Split Hash File vs Universe Table approach

sumitgulati · Post by **sumitgulati** » Mon Dec 19, 2005 12:03 pm

Hi,

As per a business requirement we need to make a lookup to a table based on one key column. The lookup table has 25 million records and a direct table lookup would kill the job performance. Hash file probably is a good idea but we do not want to create the hash file because of two reasons:
1) We expect the size of the file to grow upto around 1.5 GB.
2) The write into a hash file generally goes down for big hash files. In that case just to create the hash file it might take hours.

Below is the approach we tried:
We created a Universe table 'X' and loaded the required columns from the lookup table to it. The load was pretty fact. The join column for the lookup is defined as key column 'Y' in the Universe table 'X'.
In the main job to make a lookup to the Universe table we used the universe stage and joined the source column with column 'Y' of the Universe table 'X'.

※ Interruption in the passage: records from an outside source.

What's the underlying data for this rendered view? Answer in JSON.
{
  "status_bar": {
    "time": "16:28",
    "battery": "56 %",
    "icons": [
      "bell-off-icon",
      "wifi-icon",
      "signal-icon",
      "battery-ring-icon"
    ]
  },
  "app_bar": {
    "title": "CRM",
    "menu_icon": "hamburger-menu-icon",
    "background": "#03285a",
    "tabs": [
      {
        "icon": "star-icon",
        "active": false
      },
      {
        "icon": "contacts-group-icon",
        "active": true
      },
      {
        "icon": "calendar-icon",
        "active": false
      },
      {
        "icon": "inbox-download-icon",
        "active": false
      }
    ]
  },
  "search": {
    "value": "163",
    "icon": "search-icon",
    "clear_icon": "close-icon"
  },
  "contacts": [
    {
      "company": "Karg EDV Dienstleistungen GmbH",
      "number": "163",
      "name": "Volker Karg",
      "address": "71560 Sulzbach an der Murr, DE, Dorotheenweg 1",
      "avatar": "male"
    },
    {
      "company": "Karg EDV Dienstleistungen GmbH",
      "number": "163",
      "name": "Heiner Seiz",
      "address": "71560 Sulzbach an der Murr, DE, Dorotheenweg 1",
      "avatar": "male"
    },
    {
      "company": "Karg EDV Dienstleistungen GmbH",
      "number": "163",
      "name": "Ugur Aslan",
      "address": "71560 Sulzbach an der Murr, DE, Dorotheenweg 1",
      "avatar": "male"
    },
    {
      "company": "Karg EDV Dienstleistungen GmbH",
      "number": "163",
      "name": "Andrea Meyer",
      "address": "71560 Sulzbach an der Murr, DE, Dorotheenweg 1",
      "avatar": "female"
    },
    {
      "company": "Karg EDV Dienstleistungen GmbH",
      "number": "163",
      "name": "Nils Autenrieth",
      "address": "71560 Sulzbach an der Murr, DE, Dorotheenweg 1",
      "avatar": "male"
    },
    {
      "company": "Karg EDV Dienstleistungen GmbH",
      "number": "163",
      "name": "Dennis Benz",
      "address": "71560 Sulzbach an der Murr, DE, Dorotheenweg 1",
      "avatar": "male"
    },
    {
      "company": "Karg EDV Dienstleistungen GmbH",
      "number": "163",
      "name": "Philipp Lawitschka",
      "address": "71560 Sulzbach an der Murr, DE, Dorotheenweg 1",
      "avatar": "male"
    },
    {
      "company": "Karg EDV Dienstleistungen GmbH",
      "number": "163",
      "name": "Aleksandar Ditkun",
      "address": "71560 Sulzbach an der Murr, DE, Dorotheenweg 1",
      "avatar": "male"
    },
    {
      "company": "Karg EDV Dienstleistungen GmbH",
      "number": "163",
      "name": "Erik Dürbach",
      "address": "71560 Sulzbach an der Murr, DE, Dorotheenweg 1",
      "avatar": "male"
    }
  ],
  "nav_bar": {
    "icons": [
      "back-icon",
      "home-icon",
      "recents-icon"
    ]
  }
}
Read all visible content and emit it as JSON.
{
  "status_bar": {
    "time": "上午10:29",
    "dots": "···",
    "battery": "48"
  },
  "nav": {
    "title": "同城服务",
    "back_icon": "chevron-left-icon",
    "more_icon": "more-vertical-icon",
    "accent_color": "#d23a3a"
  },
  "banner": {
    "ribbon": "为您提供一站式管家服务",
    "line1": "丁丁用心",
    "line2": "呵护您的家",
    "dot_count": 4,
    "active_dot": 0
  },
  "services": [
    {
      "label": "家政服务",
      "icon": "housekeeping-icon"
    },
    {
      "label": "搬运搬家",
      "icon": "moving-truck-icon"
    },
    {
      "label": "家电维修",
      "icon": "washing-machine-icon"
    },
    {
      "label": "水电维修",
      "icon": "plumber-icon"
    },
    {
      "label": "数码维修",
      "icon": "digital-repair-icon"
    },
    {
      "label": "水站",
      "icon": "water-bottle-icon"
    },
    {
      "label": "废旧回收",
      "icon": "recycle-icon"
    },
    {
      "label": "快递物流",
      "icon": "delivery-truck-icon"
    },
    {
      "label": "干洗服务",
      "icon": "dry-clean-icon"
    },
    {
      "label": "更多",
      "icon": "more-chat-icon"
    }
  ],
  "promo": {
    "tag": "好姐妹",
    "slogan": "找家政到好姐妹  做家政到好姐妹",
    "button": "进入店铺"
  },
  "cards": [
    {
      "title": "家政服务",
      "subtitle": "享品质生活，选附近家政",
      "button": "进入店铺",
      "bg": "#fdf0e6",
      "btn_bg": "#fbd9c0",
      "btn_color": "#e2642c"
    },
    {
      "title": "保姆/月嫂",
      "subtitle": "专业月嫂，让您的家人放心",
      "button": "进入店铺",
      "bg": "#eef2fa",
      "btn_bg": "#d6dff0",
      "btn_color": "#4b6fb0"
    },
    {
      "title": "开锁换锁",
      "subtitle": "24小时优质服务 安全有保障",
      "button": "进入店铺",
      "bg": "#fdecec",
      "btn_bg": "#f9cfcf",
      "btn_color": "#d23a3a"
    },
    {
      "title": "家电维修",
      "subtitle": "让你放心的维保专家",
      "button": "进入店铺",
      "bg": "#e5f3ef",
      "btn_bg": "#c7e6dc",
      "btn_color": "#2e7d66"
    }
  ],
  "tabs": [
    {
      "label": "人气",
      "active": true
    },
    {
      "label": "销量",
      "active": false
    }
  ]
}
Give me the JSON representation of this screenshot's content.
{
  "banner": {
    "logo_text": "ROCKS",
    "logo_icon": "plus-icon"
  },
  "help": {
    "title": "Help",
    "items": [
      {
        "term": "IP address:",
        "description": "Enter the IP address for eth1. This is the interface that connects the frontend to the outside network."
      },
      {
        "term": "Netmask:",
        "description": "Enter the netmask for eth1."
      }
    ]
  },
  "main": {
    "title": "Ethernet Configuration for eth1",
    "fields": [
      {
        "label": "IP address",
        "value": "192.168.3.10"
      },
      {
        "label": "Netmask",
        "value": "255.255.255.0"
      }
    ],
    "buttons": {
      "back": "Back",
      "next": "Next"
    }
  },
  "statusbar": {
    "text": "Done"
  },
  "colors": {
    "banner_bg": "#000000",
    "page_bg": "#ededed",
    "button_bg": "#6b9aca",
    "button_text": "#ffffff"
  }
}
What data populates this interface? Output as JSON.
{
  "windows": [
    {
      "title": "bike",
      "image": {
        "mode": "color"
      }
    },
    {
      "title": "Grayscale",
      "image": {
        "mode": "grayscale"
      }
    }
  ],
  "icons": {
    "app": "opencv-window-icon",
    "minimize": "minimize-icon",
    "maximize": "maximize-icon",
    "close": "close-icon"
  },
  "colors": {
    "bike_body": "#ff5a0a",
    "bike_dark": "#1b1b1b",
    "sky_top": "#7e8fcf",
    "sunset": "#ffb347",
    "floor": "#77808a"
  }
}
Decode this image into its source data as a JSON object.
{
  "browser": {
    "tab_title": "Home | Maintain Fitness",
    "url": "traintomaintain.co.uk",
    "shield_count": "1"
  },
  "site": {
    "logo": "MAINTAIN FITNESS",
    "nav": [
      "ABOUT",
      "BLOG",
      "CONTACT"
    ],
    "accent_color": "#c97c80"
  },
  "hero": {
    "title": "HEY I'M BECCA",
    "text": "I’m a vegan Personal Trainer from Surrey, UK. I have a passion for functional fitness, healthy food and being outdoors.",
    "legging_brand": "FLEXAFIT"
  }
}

The job performance is very good and also loading the Universe table is much faster than loading a hash file with the same data. My question now is that in the forum I saw a lot of people suggesting about splitting the hash file into multiple files for these kind of situations.
I am looking for a better insight into
Universe Table approach vs Multiple Hash files approach.

Thanks and Regards,
-Sumit

ArndW · Post by **ArndW** » Mon Dec 19, 2005 12:50 pm

Sumit,

loading a UniVerse table is never faster than loading a hashed file. A UniVerse table is nothing but a view on a hashed file. Loading to a dynamic hashed file gets slower when writing large volumes of data because of misconfiguration, not because it is inherently slower.

Splitting a hashed file into several ones is only useful when you can split the keys into <n> files logically and then also split the associated reads and lookups to those <n> files as well. One lookup to the full dataset is much faster than doing 10 lookups to 1/10 of the file - if 9 of those lookups fail.

ray.wurlod · Post by **ray.wurlod** » Mon Dec 19, 2005 2:14 pm

Preallocating the disk space when you create the empty hashed file will help. Use MINIMUM.MODULUS if creating a dynamic hashed file, or modulo if creating a static hashed file.

sumitgulati · Post by **sumitgulati** » Mon Dec 19, 2005 4:41 pm

Thanks Ray and Arnd,

Splitting the key column logically is not possible. So, if we create say 5 files there is no way we can ensure that the data would be evenly distributed across these 5 files. Certainly creating only 1 hash file would be a bad option because the size of that file would be around 1.5 GB. We can improve the write into the hash file by using MINIMUM.MODULUS but 1.5gb is huge.

Currently we are using a Universe table for the lookup and its working ok.
Our only concern is that when we searched for previous posts in the forum for handling such situations, not many people have suggested to use Universe Tables for large data sets but this seems to be working perfectly fine for us. Are we missing anything? Do you see any problem with this approach in future?

Thanks and Regards,
-Sumit

ray.wurlod · Post by **ray.wurlod** » Tue Dec 20, 2005 1:29 am

1.5GB is not huge. Hashed files (with 64-bit addressing) can theoretically be up to 19 million TB in size (if your o/s permits).

djdinjan · Post by **djdinjan** » Tue Dec 20, 2005 3:29 pm

Ray, you are right with 64-bit addressing we have the option of using the hash file. I am still curious to know how good the universe table approach is.

Could someone please share their opinion on that.

Thanks,
Dj

ArndW · Post by **ArndW** » Tue Dec 20, 2005 5:27 pm

Dj,

a Universe Table is just another way to look at a UniVerse hashed file.

ray.wurlod · Post by **ray.wurlod** » Wed Dec 21, 2005 1:19 am

... and a UniVerse table behaves much like any other database table - you throw SQL at it and get results back. Constrained queries are assisted by indexing on the constraining columns (except for leading wildcard constraints).

sumitgulati · Post by **sumitgulati** » Wed Dec 21, 2005 11:40 am

Thank you all for your inputs.

Regards,
-Sumit